I’ve included my letter below in case it inspires you to write you own (please use your own words and write from your own points of view – it comes across lots better than a rubber-stamp letter).
Here's a copy of what I wrote to Mr George Hollingbery
Mr George Hollingbery, House of Commons London, SW1A 0AA.
Dear Mr Hollingbery
I URGE YOU NOT TO REDEFINE MARRIAGE … but, instead, to contribute to changing laws so that what marriage represents (the social union and establishment of rights and obligations between two adults who love each other) may be extended to adult couples of the same gender.
To clarify my point: I am for the equal marriage bill.

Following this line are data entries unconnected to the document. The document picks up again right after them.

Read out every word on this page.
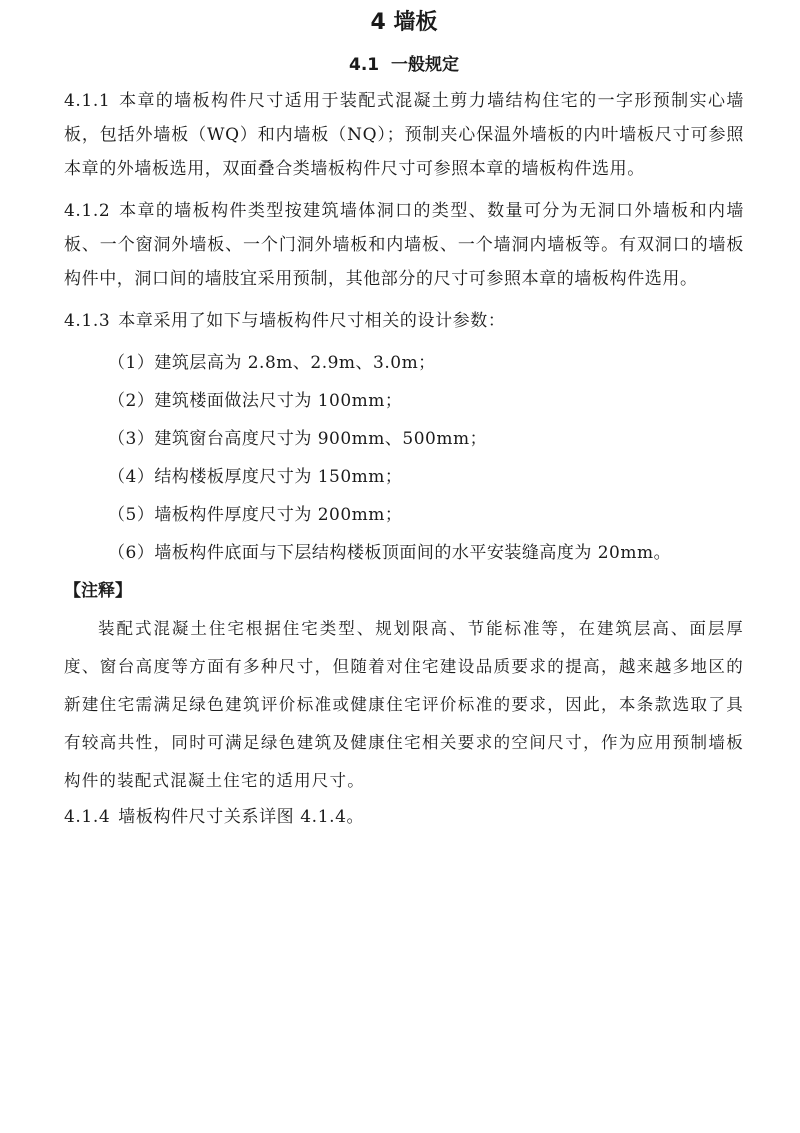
4 墙板
4.1 一般规定

4.1.1 本章的墙板构件尺寸适用于装配式混凝土剪力墙结构住宅的一字形预制实心墙板，包括外墙板（WQ）和内墙板（NQ）；预制夹心保温外墙板的内叶墙板尺寸可参照本章的外墙板选用，双面叠合类墙板构件尺寸可参照本章的墙板构件选用。

4.1.2 本章的墙板构件类型按建筑墙体洞口的类型、数量可分为无洞口外墙板和内墙板、一个窗洞外墙板、一个门洞外墙板和内墙板、一个墙洞内墙板等。有双洞口的墙板构件中，洞口间的墙肢宜采用预制，其他部分的尺寸可参照本章的墙板构件选用。

4.1.3 本章采用了如下与墙板构件尺寸相关的设计参数：

（1）建筑层高为 2.8m、2.9m、3.0m；
（2）建筑楼面做法尺寸为 100mm；
（3）建筑窗台高度尺寸为 900mm、500mm；
（4）结构楼板厚度尺寸为 150mm；
（5）墙板构件厚度尺寸为 200mm；
（6）墙板构件底面与下层结构楼板顶面间的水平安装缝高度为 20mm。

【注释】

装配式混凝土住宅根据住宅类型、规划限高、节能标准等，在建筑层高、面层厚度、窗台高度等方面有多种尺寸，但随着对住宅建设品质要求的提高，越来越多地区的新建住宅需满足绿色建筑评价标准或健康住宅评价标准的要求，因此，本条款选取了具有较高共性，同时可满足绿色建筑及健康住宅相关要求的空间尺寸，作为应用预制墙板构件的装配式混凝土住宅的适用尺寸。

4.1.4 墙板构件尺寸关系详图 4.1.4。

I am for marriage to be available to couples of the same gender (including those who have transitioned gender) but who are currently denied marriage due to archaic (and now somewhat anti-social) laws.I ask you to vote “yes” in the approaching bill for equal marriage.
As an accredited member of the British Association for Counselling and Psychotherapy, working in my private Hampshire practice (and world-wide over Skype video) it had been my privilege to work with all sorts of adult couple-relationships: gay/lesbian, straight, mixed-sexuality, mixed-race, same-race, differing-age, same-age, even platonic/professional couple relationships. But especially with respect to intimately-involved couples, it makes no sense to me for British society to deny any two loving adults the institution of marriage. Whilst civil-partnerships were a sensible step forward, I have come to believe how that has also created a two-tier, unequal social-platform. I believe the bill for equal marriage addresses this too (and I would also support civil partnerships for heterosexual couples).
Forgive my slightly tongue-in-cheek opening! It is a little wearing to hear much unfounded “but redefining marriage will destroy the world!” paranoia in the news; it leaves one wondering if, historically, the same unfounded fear-fuelled messages were communicated when couples of different skin colours wished their partnerships to be socially & legally accepted.
I hope you will be a part of this courageous bill to redress the current inequality of marriage and I thank you for your attention to this letter.
Dean A. Richardson, MBACP(accred)
Step 3 – How do I get my message to my MP?
Easy … in step 1 there’s a link to a page that allows you to send a message directly to your MP (via email I think).
Look for the link WriteToThem.com – write your message (politely and to the point) and send it off.
NB – I began using this form, but as I neared the end of my message I realised that I actually wanted to print my letter on quality paper, put into a nicely prepared envelope and send it through the mail. If I’m going to ask my MP to pay attention to how important this matter is, I wanted the quality of my message to get through in the best way as it could. Just a personal thing 🙂
Step 4 – Send … and wait for a reply.
We’re not guaranteed to receive the reply we want from our MPs.
Many other people will have written with other views – and an MP must do his or her best to represent everyone (though, in reality he/she may try to represent the majority as this is what got him/her into his job in the first place … and will likely put him/her back there in the next election).
But, if we remember that our MPs are in parliament to represent us, not to simply represent their own personal views, then the more people who support Equal Marriage who write to their MPs, the better the chances that laws will be changed for the better.